Jack Petchey Foundation
If you think you can, you can!

Law student helps a women's collective in Ghana to grow

Last year, Talia Kensit, a Law student at Brunel University, travelled to Ghana to volunteer with a women’s collective in the rural village of Sirigu. To support her in the three-month long volunteer placement, the Jack Petchey Foundation awarded her with a £300 Individual Grant for Volunteering.

Talia volunteered as a consultant for a local non-governmental organization (NGO) called SWOPA (Sirigu Women’s Organisation for Pottery and Arts). SWOPA gives free training to women to create traditional arts and crafts, providing them with new skills and an income. By offering village tours and accommodation, it also brings a tourist trade to Sirigu.

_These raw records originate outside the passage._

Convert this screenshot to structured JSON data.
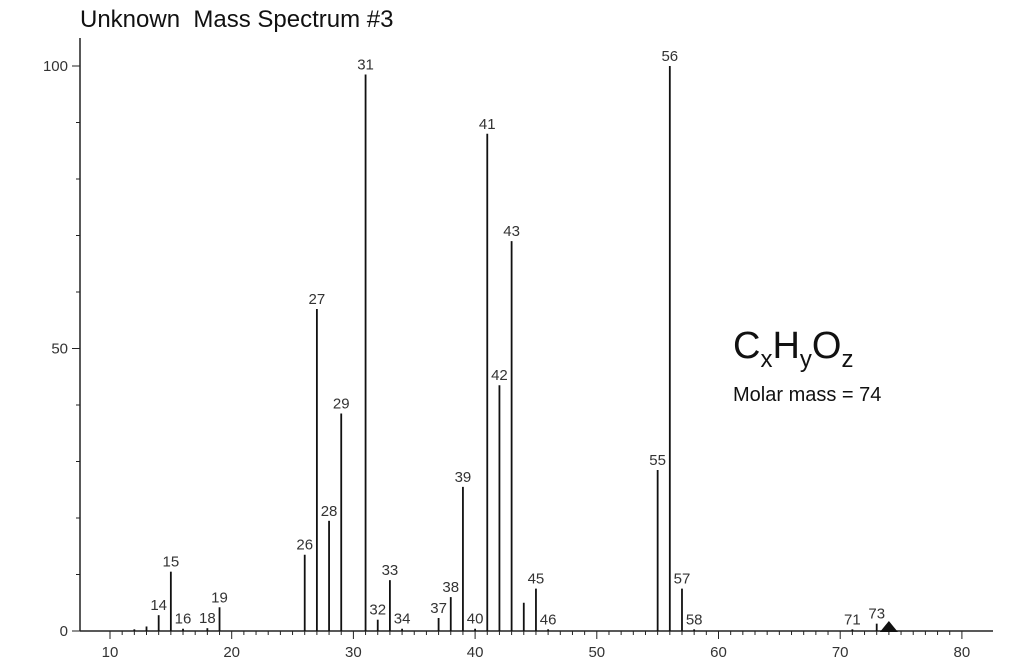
{
  "chart_data": {
    "type": "bar",
    "title": "Unknown  Mass Spectrum #3",
    "xlabel": "",
    "ylabel": "",
    "xlim": [
      7,
      82
    ],
    "ylim": [
      0,
      100
    ],
    "x_ticks": [
      10,
      20,
      30,
      40,
      50,
      60,
      70,
      80
    ],
    "y_ticks": [
      0,
      50,
      100
    ],
    "grid": false,
    "peaks": [
      {
        "mz": 12,
        "intensity": 0.3,
        "label": ""
      },
      {
        "mz": 13,
        "intensity": 0.8,
        "label": ""
      },
      {
        "mz": 14,
        "intensity": 2.8,
        "label": "14"
      },
      {
        "mz": 15,
        "intensity": 10.5,
        "label": "15"
      },
      {
        "mz": 16,
        "intensity": 0.4,
        "label": "16"
      },
      {
        "mz": 18,
        "intensity": 0.5,
        "label": "18"
      },
      {
        "mz": 19,
        "intensity": 4.2,
        "label": "19"
      },
      {
        "mz": 26,
        "intensity": 13.5,
        "label": "26"
      },
      {
        "mz": 27,
        "intensity": 57.0,
        "label": "27"
      },
      {
        "mz": 28,
        "intensity": 19.5,
        "label": "28"
      },
      {
        "mz": 29,
        "intensity": 38.5,
        "label": "29"
      },
      {
        "mz": 31,
        "intensity": 98.5,
        "label": "31"
      },
      {
        "mz": 32,
        "intensity": 2.0,
        "label": "32"
      },
      {
        "mz": 33,
        "intensity": 9.0,
        "label": "33"
      },
      {
        "mz": 34,
        "intensity": 0.4,
        "label": "34"
      },
      {
        "mz": 37,
        "intensity": 2.3,
        "label": "37"
      },
      {
        "mz": 38,
        "intensity": 6.0,
        "label": "38"
      },
      {
        "mz": 39,
        "intensity": 25.5,
        "label": "39"
      },
      {
        "mz": 40,
        "intensity": 0.4,
        "label": "40"
      },
      {
        "mz": 41,
        "intensity": 88.0,
        "label": "41"
      },
      {
        "mz": 42,
        "intensity": 43.5,
        "label": "42"
      },
      {
        "mz": 43,
        "intensity": 69.0,
        "label": "43"
      },
      {
        "mz": 44,
        "intensity": 5.0,
        "label": ""
      },
      {
        "mz": 45,
        "intensity": 7.5,
        "label": "45"
      },
      {
        "mz": 46,
        "intensity": 0.3,
        "label": "46"
      },
      {
        "mz": 55,
        "intensity": 28.5,
        "label": "55"
      },
      {
        "mz": 56,
        "intensity": 100.0,
        "label": "56"
      },
      {
        "mz": 57,
        "intensity": 7.5,
        "label": "57"
      },
      {
        "mz": 58,
        "intensity": 0.3,
        "label": "58"
      },
      {
        "mz": 71,
        "intensity": 0.3,
        "label": "71"
      },
      {
        "mz": 73,
        "intensity": 1.3,
        "label": "73"
      }
    ],
    "marker": {
      "mz": 74,
      "shape": "triangle"
    },
    "annotations": {
      "formula": {
        "C": "C",
        "x": "x",
        "H": "H",
        "y": "y",
        "O": "O",
        "z": "z"
      },
      "molar_mass": "Molar mass = 74"
    }
  }
}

SWOPA was struggling as an organisation in many areas, including their production line, general marketing and customer service skills. Talia and her team worked alongside the staff to tackle issues in these areas, as well as learning valuable business and personal development skills for themselves.

She helped to establish a stable online presence for SWOPA through Instagram, Facebook, TripAdvisor and an updated website with all necessary contact and facility details. This was an excellent means for the organisation to branch out on a global scale. They also created manuals of these platforms so the staff could continue to maintain activity on the sites after the volunteers left. In addition, Tali and the team built links with other tourist destinations around the region, and created leaflets and posters about SWOPA for these businesses to offer to their customers. Talia also managed staff training sessions; working on SWOPA’s customer service skills and introducing a new welcome procedure that benefitted the guests.

As SWOPA is the main tourist attraction in Sirigu, by generating an increased flow of tourism through regional networking and marketing, Talia and her team helped to contribute to the local economy.

Talia herself gained a lot from the trip. She said, “I gained many personal skills, even ones I thought I already had, such as patience. As the project was 12 weeks in a foreign country around people I barely knew, it was challenging at times to remind yourself of why you’re there. I had to learn to be patient, especially with my team, as it was hot, confined and slow-paced, but I wouldn’t change any of it.

I feel more confident with new people and new environments. In the past I wouldn’t go out of my way to try something I was unsure about, but I learnt how important it is to venture out of my comfort zone.”